Auf einem ganztägigen Symposium in Berlin präsentierte das CIRCE-Team seine vorläufigen Ergebnisse vor Vertreter:innen der öffentlichen Verwaltung sowie Katastrophenschutzexpert:innen. Dr. Ralf Schneider vom HLRS berichtete auch über eine Zusammenarbeit zwischen dem HLRS und der Feuerwehr Duisburg, bei der die möglichen Auswirkungen eines Deichbruchs am Rhein simuliert werden. Darüber hinaus bereicherten Datenexpert:innen deutscher Bundesbehörden die Diskussionen, indem sie beschrieben, wie Daten derzeit in der staatlichen Planung und Entscheidungsfindung genutzt werden. Zudem gaben die Redner:innen Einblicke in die Herausforderungen bei der Entwicklung von Werkzeugen für das Krisen-Computing angesichts des komplexen, föderalen Regierungssystems in Deutschland.

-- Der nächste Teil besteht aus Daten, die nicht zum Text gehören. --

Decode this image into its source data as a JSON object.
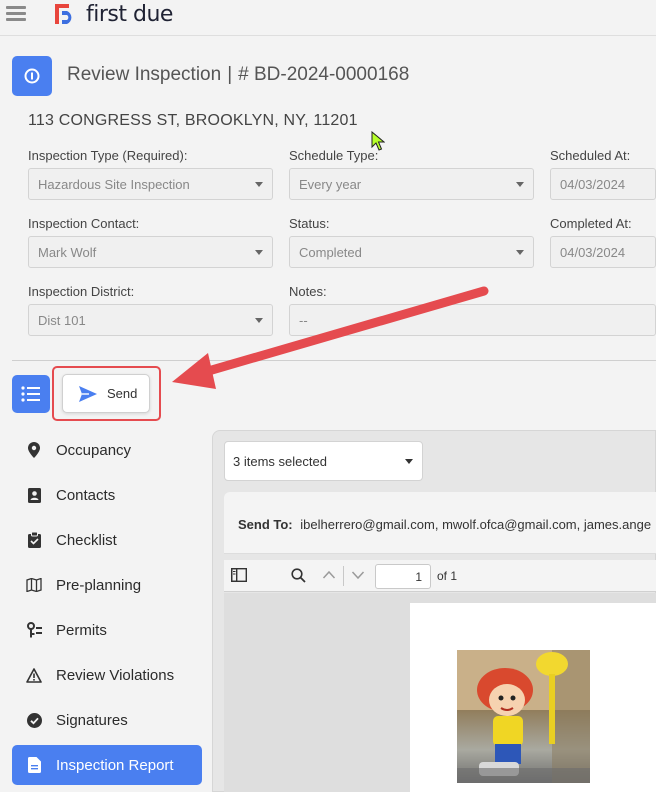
{
  "app": {
    "name": "first due"
  },
  "header": {
    "title": "Review Inspection",
    "separator": "|",
    "record_id": "# BD-2024-0000168",
    "address": "113 CONGRESS ST, BROOKLYN, NY, 11201"
  },
  "form": {
    "inspection_type": {
      "label": "Inspection Type (Required):",
      "value": "Hazardous Site Inspection"
    },
    "schedule_type": {
      "label": "Schedule Type:",
      "value": "Every year"
    },
    "scheduled_at": {
      "label": "Scheduled At:",
      "value": "04/03/2024"
    },
    "inspection_contact": {
      "label": "Inspection Contact:",
      "value": "Mark Wolf"
    },
    "status": {
      "label": "Status:",
      "value": "Completed"
    },
    "completed_at": {
      "label": "Completed At:",
      "value": "04/03/2024"
    },
    "inspection_district": {
      "label": "Inspection District:",
      "value": "Dist 101"
    },
    "notes": {
      "label": "Notes:",
      "value": "--"
    }
  },
  "toolbar": {
    "send_label": "Send"
  },
  "sidebar": {
    "items": [
      {
        "label": "Occupancy",
        "icon": "location-pin-icon"
      },
      {
        "label": "Contacts",
        "icon": "contact-card-icon"
      },
      {
        "label": "Checklist",
        "icon": "clipboard-check-icon"
      },
      {
        "label": "Pre-planning",
        "icon": "map-icon"
      },
      {
        "label": "Permits",
        "icon": "key-list-icon"
      },
      {
        "label": "Review Violations",
        "icon": "warning-icon"
      },
      {
        "label": "Signatures",
        "icon": "check-circle-icon"
      },
      {
        "label": "Inspection Report",
        "icon": "document-icon",
        "active": true
      }
    ]
  },
  "report": {
    "items_selected": "3 items selected",
    "send_to_label": "Send To:",
    "send_to_value": "ibelherrero@gmail.com, mwolf.ofca@gmail.com, james.ange",
    "page_number": "1",
    "page_total": "of 1"
  },
  "colors": {
    "primary": "#4a7ff0",
    "highlight": "#e54b4f",
    "logo_red": "#e8453c",
    "logo_blue": "#3d6fe0"
  }
}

Ein ausführlicher Sitzungsbericht ist unter dem folgenden Link verfügbar:
https://www.hlrs.de/de/news/detail/simulation-fuer-krisenmanagement-in-behoerden

Eine Aufzeichnung des Livestreams der Veranstaltung ist ebenfalls verfügbar: 
https://www.youtube.com/live/68j7lDTJuyc

Zu den wichtigsten Erkenntnissen, die auf dem Symposium vorgestellt wurden, gehören die folgenden:

  • Eine qualitative, auf Interviews basierende Umfrage unter Vertreter:innen von Bundes-, Landes- und Kommunalbehörden sowie Krisenreaktionsorganisationen ergab, dass viele von ihnen Möglichkeiten für den Einsatz von Simulationen zur Bewältigung von Herausforderungen erkennen, mit denen sie konfrontiert sind. Unter den erwünschten Anwendungen von Simulationen standen die Bewältigung von Migration, Pandemien, Überschwemmungen, Waldbrände, chemische oder nukleare Unfälle und Amokläufe.
  • In Zusammenarbeit mit der Feuerwehr Duisburg und dem Bundesinstitut für Bevölkerungsforschung demonstrierte das HLRS, wie Supercomputer bei der Prävention und Reaktion auf Krisensituationen eingesetzt werden können.
  • HPC-Zentren wie das HLRS können die Werkzeuge und das Fachwissen bereitstellen, die für die Durchführung groß angelegter Krisensimulationen erforderlich sind. Die Zusammenarbeit mit lokalen Vertretern und Fachleuten ist jedoch erforderlich, um die richtigen Simulationen zu entwickeln und ihre Genauigkeit zu validieren.
  • Vor dem Einsatz von HPC in Krisensituationen sind umfangreiche Planungen und Vorbereitungen nötig, um sicherzustellen, dass die erforderlichen Daten verfügbar sind, dass die richtige Software entwickelt wird, dass die daraus resultierenden Simulationen vertrauenswürdig sind und dass Arbeitsabläufe vorhanden sind, um die gelieferten Informationen auszuwerten sowie darauf zu reagieren.
  • Die föderale Struktur in Deutschland stellt eine Herausforderung für die Entwicklung von Kriseninformatik-Anwendungen dar. Die Zusammenarbeit, der Datenaustausch und die Standardisierung von Notfallsimulationen zwischen Bund, Ländern und Kommunen würden Entwicklungskosten einsparen und somit auch sicherstellen, dass die Lösungen interoperabel und weitgehend verfügbar wären.
  • Regierungsbehörden müssen in Vorbereitung auf Krisensituationen festlegen, welche Organisationen Zugang zu deutschen öffentlichen HPC-Zentren haben sollen und wie diese Nutzung finanziert werden soll.
  • Mitarbeitende der öffentlichen Verwaltung auf allen Ebenen müssen verstärkt in Informationstechnologien geschult werden und eine Kultur der Digitalisierung entwickeln. Dies würde nicht nur ihre Fähigkeit verbessern, Notfallsimulationen zu nutzen, sondern auch potenzielle Anwendungen der Simulation bei der Bewältigung von Krisensituationen zu identifizieren.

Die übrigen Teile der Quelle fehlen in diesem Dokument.